The thing about it, though, is that there isn’t necessarily a right or wrong answer. And that’s because, “The Son of Man did not come to be served but to serve.” He didn’t come to strong-arm us into saying yes to him. Jesus is Lord, but…he doesn’t lord it over us. He never says: “I am the Son of God: the Ruler of the world.” Instead, he’s the much weaker “Son of Man,” who invites people to follow him; he never forces us.
He serves us by inviting us to be his friends. His disciples follow him because they want to, not because they have to. And they follow him because they know he’s “set them free” from their captivity to…popular opinion, or the latest gadget, or the idea that they have to change themselves in order to be lovable. The disciples of Christ are freed from all that, and they just follow him with trust, hope, and adoration.
And they follow him into something new—into a new way of living, into a new way of being human. Jesus shows us a “new humanity,” as Pope Benedict XVI calls it. And what this “new humanity” looks like is: interior freedom; kindness; a life of trust and fidelity toward God and others; a life of hope and integrity; a life of greatness and inner radiance; a life of happiness and peace; a life of service (that is, love) for God, others, and ourselves; a life of commitment and self-offering; a life of always looking forward and upward; a life that treasures the ancient and the old, and reveres and nurtures the new.
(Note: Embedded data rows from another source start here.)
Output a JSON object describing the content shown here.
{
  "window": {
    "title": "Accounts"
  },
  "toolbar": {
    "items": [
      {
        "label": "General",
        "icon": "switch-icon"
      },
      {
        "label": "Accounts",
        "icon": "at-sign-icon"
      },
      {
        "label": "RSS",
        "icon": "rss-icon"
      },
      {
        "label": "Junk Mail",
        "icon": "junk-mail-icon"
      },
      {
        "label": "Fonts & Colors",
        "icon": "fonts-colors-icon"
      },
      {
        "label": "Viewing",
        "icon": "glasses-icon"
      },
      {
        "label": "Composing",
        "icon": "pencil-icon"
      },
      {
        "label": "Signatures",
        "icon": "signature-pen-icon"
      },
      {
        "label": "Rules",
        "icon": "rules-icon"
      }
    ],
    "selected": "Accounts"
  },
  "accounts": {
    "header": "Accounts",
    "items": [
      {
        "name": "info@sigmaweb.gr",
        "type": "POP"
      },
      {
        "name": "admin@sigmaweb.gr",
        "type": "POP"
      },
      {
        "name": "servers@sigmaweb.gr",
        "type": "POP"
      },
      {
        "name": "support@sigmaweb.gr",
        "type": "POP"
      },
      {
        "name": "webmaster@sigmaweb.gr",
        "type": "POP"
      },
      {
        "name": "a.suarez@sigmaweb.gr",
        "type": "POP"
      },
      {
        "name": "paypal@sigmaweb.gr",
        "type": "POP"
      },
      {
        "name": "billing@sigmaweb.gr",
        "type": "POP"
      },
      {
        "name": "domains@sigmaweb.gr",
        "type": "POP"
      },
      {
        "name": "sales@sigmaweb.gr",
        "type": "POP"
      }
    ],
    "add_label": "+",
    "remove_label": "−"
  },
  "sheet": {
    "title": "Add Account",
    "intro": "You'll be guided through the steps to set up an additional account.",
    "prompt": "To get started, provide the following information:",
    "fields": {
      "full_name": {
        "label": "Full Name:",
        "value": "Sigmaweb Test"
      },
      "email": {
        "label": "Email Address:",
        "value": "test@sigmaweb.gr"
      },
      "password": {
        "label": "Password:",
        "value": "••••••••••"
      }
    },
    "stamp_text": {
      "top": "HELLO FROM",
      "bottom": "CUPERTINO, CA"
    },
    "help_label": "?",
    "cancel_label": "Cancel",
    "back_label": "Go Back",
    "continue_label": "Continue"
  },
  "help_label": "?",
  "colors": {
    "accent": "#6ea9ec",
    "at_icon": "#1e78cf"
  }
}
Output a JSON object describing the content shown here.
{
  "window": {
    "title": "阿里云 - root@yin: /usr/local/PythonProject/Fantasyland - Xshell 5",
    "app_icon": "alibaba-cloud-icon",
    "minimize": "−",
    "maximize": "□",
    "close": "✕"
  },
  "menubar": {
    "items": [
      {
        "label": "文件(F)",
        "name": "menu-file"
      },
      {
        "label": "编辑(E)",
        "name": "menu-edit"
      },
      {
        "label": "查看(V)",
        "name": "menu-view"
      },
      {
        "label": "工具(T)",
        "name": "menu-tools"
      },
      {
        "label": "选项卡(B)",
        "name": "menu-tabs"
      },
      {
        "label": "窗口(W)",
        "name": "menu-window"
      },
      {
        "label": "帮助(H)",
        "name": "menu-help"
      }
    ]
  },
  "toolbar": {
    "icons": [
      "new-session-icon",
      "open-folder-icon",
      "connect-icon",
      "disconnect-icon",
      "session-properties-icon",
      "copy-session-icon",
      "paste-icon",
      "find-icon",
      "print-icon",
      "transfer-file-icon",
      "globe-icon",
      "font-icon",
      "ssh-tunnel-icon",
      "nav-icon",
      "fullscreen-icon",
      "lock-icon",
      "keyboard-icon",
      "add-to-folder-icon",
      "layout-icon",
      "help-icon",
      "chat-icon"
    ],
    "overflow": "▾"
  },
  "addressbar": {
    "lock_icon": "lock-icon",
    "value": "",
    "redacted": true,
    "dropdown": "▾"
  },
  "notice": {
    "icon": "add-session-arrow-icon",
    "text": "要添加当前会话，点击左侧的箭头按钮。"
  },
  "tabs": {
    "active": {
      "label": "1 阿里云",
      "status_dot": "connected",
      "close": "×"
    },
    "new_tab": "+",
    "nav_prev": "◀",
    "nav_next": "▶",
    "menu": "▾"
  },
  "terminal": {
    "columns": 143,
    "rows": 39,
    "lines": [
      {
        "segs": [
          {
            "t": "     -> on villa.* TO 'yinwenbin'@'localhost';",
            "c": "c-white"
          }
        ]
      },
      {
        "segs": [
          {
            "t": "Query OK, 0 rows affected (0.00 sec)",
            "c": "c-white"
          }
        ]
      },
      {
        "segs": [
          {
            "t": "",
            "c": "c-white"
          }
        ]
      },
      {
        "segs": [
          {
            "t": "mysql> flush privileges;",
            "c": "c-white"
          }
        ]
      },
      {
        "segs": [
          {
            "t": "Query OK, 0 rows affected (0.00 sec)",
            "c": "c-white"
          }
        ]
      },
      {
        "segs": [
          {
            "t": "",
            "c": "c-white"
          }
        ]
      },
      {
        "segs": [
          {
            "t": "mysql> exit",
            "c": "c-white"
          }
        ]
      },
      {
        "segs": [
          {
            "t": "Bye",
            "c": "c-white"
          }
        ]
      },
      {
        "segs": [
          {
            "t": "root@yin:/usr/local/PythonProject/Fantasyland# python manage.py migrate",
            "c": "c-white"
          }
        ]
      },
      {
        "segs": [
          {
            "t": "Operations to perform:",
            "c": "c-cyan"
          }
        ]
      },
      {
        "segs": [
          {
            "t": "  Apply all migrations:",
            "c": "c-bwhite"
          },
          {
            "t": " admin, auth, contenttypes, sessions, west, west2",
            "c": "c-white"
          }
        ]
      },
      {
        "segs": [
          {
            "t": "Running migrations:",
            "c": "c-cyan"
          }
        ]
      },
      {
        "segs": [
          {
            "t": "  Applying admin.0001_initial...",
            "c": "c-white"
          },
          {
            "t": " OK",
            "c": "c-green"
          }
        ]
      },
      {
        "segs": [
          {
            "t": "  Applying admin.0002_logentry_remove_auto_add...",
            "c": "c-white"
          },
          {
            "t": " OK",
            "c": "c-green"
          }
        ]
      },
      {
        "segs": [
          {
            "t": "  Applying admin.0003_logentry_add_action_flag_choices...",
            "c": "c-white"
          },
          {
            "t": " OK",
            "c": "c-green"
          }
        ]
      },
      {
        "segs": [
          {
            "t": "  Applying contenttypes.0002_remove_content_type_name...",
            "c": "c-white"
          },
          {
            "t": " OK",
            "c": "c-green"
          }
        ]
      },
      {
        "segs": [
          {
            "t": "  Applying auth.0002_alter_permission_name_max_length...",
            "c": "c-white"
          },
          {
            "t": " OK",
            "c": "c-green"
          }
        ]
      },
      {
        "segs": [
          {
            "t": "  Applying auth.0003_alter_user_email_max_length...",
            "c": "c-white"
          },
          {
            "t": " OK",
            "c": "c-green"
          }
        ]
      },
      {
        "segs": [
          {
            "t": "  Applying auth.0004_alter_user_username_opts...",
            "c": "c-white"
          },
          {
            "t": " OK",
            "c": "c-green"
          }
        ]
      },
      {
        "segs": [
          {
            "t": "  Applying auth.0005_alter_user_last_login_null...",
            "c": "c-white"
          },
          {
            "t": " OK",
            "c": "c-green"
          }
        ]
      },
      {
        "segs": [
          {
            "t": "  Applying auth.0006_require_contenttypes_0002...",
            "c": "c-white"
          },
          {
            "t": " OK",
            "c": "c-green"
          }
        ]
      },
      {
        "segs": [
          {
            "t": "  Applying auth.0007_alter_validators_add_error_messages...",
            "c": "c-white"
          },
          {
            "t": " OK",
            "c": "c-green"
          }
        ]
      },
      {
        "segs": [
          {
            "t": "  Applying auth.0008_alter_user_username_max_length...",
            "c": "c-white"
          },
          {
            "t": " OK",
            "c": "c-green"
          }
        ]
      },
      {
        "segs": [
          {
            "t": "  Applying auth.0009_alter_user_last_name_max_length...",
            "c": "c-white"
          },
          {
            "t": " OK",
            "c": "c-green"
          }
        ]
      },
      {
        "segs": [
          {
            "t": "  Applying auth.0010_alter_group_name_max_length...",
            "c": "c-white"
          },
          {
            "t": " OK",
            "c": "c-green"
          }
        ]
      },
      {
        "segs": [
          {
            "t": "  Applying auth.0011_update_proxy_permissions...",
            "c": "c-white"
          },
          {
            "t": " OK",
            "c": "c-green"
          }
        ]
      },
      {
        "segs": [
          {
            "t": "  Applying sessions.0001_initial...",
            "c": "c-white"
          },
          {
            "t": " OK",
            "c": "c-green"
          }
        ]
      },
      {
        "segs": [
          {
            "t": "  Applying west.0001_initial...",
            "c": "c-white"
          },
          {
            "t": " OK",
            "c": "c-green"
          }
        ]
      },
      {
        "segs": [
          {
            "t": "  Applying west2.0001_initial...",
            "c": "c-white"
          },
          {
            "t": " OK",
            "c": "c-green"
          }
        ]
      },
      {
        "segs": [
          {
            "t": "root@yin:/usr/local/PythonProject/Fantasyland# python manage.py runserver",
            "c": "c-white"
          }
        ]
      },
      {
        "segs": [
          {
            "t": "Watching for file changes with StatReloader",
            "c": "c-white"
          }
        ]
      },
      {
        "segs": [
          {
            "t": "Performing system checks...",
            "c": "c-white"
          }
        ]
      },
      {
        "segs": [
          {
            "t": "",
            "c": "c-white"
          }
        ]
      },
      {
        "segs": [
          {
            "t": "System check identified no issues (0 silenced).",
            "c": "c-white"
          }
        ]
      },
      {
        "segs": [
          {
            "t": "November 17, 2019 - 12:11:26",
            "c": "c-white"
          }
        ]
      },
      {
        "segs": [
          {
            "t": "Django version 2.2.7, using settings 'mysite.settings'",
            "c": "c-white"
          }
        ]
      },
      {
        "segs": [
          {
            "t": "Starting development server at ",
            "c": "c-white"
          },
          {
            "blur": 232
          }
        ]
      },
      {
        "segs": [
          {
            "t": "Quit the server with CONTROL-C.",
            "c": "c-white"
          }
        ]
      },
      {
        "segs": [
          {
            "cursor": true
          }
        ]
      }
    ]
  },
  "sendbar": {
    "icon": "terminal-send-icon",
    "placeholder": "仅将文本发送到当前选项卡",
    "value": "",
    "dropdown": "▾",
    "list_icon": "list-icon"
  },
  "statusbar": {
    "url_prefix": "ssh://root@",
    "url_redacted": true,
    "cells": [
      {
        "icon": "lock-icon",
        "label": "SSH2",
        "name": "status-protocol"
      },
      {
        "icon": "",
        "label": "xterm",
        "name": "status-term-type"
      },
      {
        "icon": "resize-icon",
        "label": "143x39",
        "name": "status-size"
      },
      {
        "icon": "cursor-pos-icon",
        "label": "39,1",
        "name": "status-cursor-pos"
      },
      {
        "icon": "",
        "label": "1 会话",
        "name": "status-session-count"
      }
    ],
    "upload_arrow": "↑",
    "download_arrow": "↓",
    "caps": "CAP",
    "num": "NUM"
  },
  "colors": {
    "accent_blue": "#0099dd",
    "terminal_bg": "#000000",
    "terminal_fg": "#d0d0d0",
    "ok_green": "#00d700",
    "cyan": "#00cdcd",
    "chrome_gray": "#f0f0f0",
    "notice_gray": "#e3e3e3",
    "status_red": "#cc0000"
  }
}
The Son of Man came to “ransom us” from our old selves, and to open the way to a “new humanity.” Of course, that “new humanity” comes with a price. And Christ has already paid the price on the Cross. But the price continues to be paid every time we try to “own” the freedom Christ offers us.
For many of our youth, the price of living as a free person in Christ is the fear of what others will say. What are others going to think if I’m actually happy that there’s at least one person in life who loves me unconditionally? What are others going to think if I say, “I can’t go out tonight because I just want to spend some time with my family.” The Cross happens again every time they put their love of God ahead of their concerns about what others think. The same can be said for adults.
But the beauty of choosing to be a free person with Christ, and embracing the occasional pain that comes with it, is that God’s vision of the “new humanity” comes to be a reality in us. In the 2nd Century, St Irenaeus saw very clearly that “the glory of God is humanity fully alive, and the life of humanity is the vision of God.” The flowers in the field, the birds in the sky give glory to God because they are what they’re made to be. And the glory of God, the radiance of God is within us when we are what we’re made to be: and we’re made to be free.
And that’s not only God’s vision, but it’s ours as well. James and John asked if they could sit with Christ “in glory.” And we’re just like that. We want “glory,” happiness, peace; we want life to be good and fulfilling. We know we’re made to be free.
So why remain captive to all those things in life which stop us from becoming part of God’s “new humanity?” Why remain captive to others’ opinions of us? Why remain captive to the social ideas that our human worth comes from our appearance, or the kind of house we have, or whatever? Why remain captive to all that when the Son of Man came to ransom us from that and to show us a better way, a happier and more glorious way?
Christ shows us a “new humanity,” a new way to live life. And he frees us from everything that holds us back. All that’s left is to take the first step: the first steps from captivity to freedom in God. And maybe it starts by taking to heart the words we sing at Mass: “Glory and praise to our God, who alone gives light to our day, many are the blessings he bears to those who trust in his ways.”